One of the most useful things about writing is that you can draw on and use personal experiences in a way that does not reveal whether they are fact or fiction. This blog entry is triggered by the "Appointment with death" film that I am watching at the moment. I suspect that it incorporates a lot of Christie's experiences as the wife of an archaeologist (and remember that she 'disappeared' in real life for 2 weeks, getting away from her marriage  - WE KNOW NOT what she did instead).

So Christie transports Poirot to an archaeological dig and that's where the character becomes a puzzle! Poirot is vain about his appearance and hates the heat. He seems to be on his own - why on earth would such a character want to sleep in a tent, get sand in his shoes and sweat permanently (he dabs his sweaty face in the film)?
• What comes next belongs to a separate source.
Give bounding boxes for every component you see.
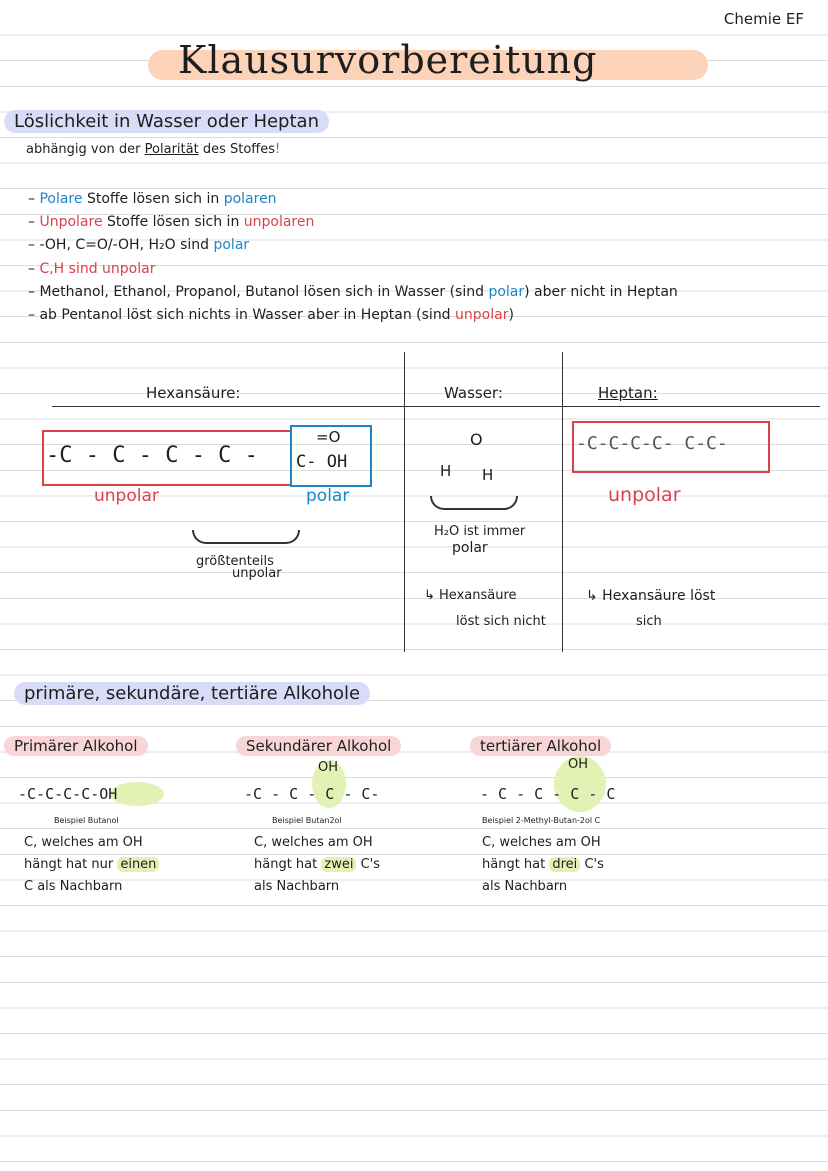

Why did Christie do that to him, poor man?   Should I read the book to find out how many of the details in the film have been cleverly invented by the film director?

After a good deal of the kind of society hobnobbing Christie often allows Poirot (society's shrewdest foreigner) to indulge in, he gets to the dig along with the persons who are later (I assume) to be revealed as suspects all with a motive to kill this one unpleasant woman they are hobnobbing with on an open truck driving through intense heat to the dig with very little access to water, and lo and behold, the woman, arguably the most unpleasant character, gets killed and we are left half way through the movie with a justifiably dead character in a deck chair in a lookout at the top of a ladder Poirot does not climb though actually he should have to inspect the body at first hand (since that's what detectives do). We have Poirot still in the Egyptian desert behaving commendably the way we would expect him to and continuing the fastidiousness in the face of desert beetles and flies and apparent lack of water.

I'll stop unravelling the plot there because that's as far as I have watched!

I would not have the gaul to knock Agatha Christie. It is simply amazing how many stories she churned out on Poirot's back. These days we have an author churning out books in which an Agatha is the detective, but Christie's grammar is better. The fascination of readers (and viewers) for the never-ending character in charge is a reason to keep on inventing stories. It happened with Sherlock Holmes, so much so that authors are still writing fake Holmes mysteries without having the chore of inventing the character first!

I really prefer the idea of a scarf-knitting Miss Marple and close this essay with a comment on the fact that Christie hated the casting of M Rutherford as Miss Marple since she did not invent her as an unpretty person who solves mysteries despite herself and had curiously erotic meetings with other characters - something rather alien to Rutherford at least from the appearance point of view (but that trait is contradicted in Rutherford's biography where she emerges as a surprisingly sex-oriented person).  The point is that the characters an author creates are alive and kicking! The character study of Suchet as Poirot in the TV films is truly admirable - he never drops the act even for a second, so that I wonder if it is not he as Poirot that makes the films worth watching. Would Agatha Christie have approved of his casting?

I could cite a personal experience of this casting thing - I will, too. The Inspector Barnaby films are being shown with German dubbing, but I can't watch the ones made before the actor (name forgotten, sorry) who made the most recent films stepped into the role, because he is Barnaby for me (and those are the episodes I saw first), not the upstart who did the role previously. It has to be an optical element that bothers me because the dubbing is done by the same voice!

And talking of dubbing: Everything is dubbed here - that's one reason Germans don't speak English as well - subtitles help to learn a language, not dubbing (especially when it is driving me bonkers by not actually translating what the dialogue says - as is only too often the case - forcing me to switch off).
A little story confirms the effect of dubbing. An old lady I knew ages ago liked watching Cary Grant movies because - as she said - he spoke such nice German..........


Thanks for reading, if you could be bothered!